Last -20F Air Temperature at MSP. It looks like there have been 6 nights of -20F or colder since 2000 (more than I thought). The last time was December 18, 2016 with a low of -20F at MSP. The last time the airport registered anything colder than -22F was January 30, 2004. I’m thinking we may get that cold one night next week.










Slow Moderation in February. No sign of an early spring, but the epicenter of arctic pain lifts into New England and eastern Canada by the second week of February. You’ll be amazed how good 20s (above) can feel.

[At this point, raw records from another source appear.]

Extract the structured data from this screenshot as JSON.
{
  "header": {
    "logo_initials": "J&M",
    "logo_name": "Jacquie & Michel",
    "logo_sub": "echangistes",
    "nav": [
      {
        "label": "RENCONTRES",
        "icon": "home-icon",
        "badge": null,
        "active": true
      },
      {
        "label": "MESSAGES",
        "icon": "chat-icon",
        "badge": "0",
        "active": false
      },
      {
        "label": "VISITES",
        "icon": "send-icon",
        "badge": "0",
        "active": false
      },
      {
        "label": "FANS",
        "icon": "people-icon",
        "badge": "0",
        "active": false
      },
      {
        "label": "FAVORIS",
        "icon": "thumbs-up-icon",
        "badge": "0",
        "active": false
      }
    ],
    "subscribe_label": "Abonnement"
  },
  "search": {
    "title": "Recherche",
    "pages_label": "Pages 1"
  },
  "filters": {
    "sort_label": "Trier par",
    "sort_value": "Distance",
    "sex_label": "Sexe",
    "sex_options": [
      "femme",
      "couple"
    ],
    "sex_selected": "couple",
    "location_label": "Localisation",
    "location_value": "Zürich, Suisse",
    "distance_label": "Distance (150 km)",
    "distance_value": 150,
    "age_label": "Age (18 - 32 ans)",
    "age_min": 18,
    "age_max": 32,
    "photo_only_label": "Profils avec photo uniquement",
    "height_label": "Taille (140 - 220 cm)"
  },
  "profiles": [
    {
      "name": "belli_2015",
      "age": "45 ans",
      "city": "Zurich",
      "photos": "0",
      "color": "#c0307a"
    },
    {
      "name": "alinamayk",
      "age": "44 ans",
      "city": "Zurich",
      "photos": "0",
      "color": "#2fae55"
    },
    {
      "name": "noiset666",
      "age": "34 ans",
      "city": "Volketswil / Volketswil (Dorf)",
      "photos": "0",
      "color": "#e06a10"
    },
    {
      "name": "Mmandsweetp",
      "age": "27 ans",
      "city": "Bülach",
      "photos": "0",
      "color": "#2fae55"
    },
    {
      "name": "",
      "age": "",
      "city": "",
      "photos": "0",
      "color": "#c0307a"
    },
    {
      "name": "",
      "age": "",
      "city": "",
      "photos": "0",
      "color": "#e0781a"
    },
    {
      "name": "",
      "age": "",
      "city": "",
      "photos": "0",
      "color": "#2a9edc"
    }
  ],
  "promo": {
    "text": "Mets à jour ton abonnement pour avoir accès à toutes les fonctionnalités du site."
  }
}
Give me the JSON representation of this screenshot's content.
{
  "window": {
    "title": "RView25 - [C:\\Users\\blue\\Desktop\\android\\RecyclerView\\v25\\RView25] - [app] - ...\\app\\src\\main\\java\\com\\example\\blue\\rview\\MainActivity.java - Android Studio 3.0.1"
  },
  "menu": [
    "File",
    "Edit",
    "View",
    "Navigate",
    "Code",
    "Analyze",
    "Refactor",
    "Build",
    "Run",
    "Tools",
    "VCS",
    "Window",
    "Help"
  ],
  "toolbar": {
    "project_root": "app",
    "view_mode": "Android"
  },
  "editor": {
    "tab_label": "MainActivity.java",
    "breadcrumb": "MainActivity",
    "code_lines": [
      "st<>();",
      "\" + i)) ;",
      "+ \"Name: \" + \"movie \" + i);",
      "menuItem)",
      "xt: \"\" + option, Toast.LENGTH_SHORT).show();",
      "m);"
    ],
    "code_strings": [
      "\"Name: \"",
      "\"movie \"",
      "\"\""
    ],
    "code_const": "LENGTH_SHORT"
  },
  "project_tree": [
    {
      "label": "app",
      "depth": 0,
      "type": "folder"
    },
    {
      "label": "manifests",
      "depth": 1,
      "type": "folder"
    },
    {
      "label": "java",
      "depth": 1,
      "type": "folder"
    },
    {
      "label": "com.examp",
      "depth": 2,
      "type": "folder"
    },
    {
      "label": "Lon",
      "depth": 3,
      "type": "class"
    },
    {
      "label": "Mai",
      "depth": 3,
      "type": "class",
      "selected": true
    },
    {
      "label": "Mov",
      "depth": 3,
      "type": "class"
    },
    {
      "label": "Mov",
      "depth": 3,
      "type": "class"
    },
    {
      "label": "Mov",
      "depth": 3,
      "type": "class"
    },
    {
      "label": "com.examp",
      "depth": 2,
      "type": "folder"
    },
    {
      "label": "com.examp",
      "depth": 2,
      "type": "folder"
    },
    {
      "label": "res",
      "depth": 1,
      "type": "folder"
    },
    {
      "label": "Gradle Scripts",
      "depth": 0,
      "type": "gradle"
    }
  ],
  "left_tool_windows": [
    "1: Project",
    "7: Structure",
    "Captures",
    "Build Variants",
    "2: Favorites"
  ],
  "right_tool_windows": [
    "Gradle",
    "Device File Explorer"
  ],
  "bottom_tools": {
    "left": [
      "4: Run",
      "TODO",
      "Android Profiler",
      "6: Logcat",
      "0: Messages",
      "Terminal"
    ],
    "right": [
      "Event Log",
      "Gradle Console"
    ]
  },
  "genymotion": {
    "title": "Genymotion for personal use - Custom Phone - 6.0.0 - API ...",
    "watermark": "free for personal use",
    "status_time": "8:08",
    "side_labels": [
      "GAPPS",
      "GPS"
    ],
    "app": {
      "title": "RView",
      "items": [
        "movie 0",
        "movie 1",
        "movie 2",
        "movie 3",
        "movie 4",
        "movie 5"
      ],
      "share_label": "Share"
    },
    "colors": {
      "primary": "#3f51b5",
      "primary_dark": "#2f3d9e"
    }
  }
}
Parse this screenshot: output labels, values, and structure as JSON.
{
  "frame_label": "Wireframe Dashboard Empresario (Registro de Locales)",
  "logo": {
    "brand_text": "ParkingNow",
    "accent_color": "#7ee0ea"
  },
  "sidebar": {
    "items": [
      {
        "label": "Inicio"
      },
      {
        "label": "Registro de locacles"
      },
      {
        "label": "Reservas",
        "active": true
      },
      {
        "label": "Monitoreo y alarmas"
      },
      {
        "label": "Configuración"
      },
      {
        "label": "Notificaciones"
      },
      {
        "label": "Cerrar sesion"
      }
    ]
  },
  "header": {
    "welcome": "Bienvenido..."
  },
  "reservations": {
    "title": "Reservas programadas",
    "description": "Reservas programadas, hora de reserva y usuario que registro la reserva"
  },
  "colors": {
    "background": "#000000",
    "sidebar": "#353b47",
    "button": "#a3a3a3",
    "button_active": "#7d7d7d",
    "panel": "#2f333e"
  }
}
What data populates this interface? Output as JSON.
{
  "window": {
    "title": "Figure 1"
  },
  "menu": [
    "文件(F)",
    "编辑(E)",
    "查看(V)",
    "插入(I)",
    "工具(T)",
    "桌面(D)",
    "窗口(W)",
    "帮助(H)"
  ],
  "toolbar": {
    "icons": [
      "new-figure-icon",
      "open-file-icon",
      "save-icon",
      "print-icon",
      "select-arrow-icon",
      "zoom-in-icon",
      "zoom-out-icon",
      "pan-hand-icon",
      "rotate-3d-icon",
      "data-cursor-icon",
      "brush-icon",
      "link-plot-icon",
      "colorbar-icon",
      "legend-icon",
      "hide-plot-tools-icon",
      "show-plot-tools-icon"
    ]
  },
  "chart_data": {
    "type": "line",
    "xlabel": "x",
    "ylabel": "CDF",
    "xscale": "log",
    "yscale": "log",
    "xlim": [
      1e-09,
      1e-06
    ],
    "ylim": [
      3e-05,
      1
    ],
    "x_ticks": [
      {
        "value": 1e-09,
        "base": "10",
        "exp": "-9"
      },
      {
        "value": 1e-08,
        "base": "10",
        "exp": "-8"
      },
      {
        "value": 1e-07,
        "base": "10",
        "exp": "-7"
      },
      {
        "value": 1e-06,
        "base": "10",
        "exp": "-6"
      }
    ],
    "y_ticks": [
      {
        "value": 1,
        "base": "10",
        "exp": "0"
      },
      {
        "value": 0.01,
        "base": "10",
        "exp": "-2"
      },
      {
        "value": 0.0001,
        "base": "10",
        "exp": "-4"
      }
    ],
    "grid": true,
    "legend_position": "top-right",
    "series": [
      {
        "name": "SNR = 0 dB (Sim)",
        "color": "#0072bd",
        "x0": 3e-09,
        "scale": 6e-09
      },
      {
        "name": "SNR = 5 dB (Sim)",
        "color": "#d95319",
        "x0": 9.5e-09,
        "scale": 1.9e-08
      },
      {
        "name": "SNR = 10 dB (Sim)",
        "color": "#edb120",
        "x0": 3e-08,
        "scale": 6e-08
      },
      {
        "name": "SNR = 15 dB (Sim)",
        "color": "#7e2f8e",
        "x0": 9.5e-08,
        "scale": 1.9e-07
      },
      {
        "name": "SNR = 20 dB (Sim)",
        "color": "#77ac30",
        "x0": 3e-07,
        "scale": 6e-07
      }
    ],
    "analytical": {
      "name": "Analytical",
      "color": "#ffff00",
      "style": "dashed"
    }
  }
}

Bitter Cold a Greater Risk To Thin People. CBS Baltimore explains: “…Cold is especially dangerous for the elderly, children, those who are sick and skinny people. “If you have less fat you have less insulation and you can have too much cold inside the heart, liver, kidney, internal organs and then they become dysfunctional,” said Jagish Khubchandani, a community health professor at Ball State University. Research from Ball State University has documented how cold weather impacts people. It says people with a body fat range of 15 to 20 percent or lower could experience potential harmful side effects from frigid temperatures…The study says white women, especially those who are athletic or have been diagnosed with an eating disorder, are at the greatest risk of cold weather illness…”

File image: NOAA.


Insured Cat Losses Reach $90 Billion in 2018: Aon. Here’s a clip from a summary at Business Insurance: “Natural catastrophes caused $90 billion in insured losses in 2018, the fourth highest total on record, according to a report Monday from Aon PLC. The 394 natural catastrophe events generated economic losses of $225 billion, according to Aon’s Weather, Climate & Catastrophe Insight: 2018 Annual Report. Further, 2017 and 2018 now form the costliest back-to-back years on record for both insured losses across all perils at $237 billion and economic losses solely due to weather-related events at $653 billion, Aon said. The tropical cyclone peril was the largest single driver of loss as several significant storms made landfall, including hurricanes Michael and Florence in the U.S.; typhoons Jebi and Trami in Japan; Typhoon Mangkhut in the Philippines, Hong Kong and China; and Typhoon Rumbia in China, the report said…”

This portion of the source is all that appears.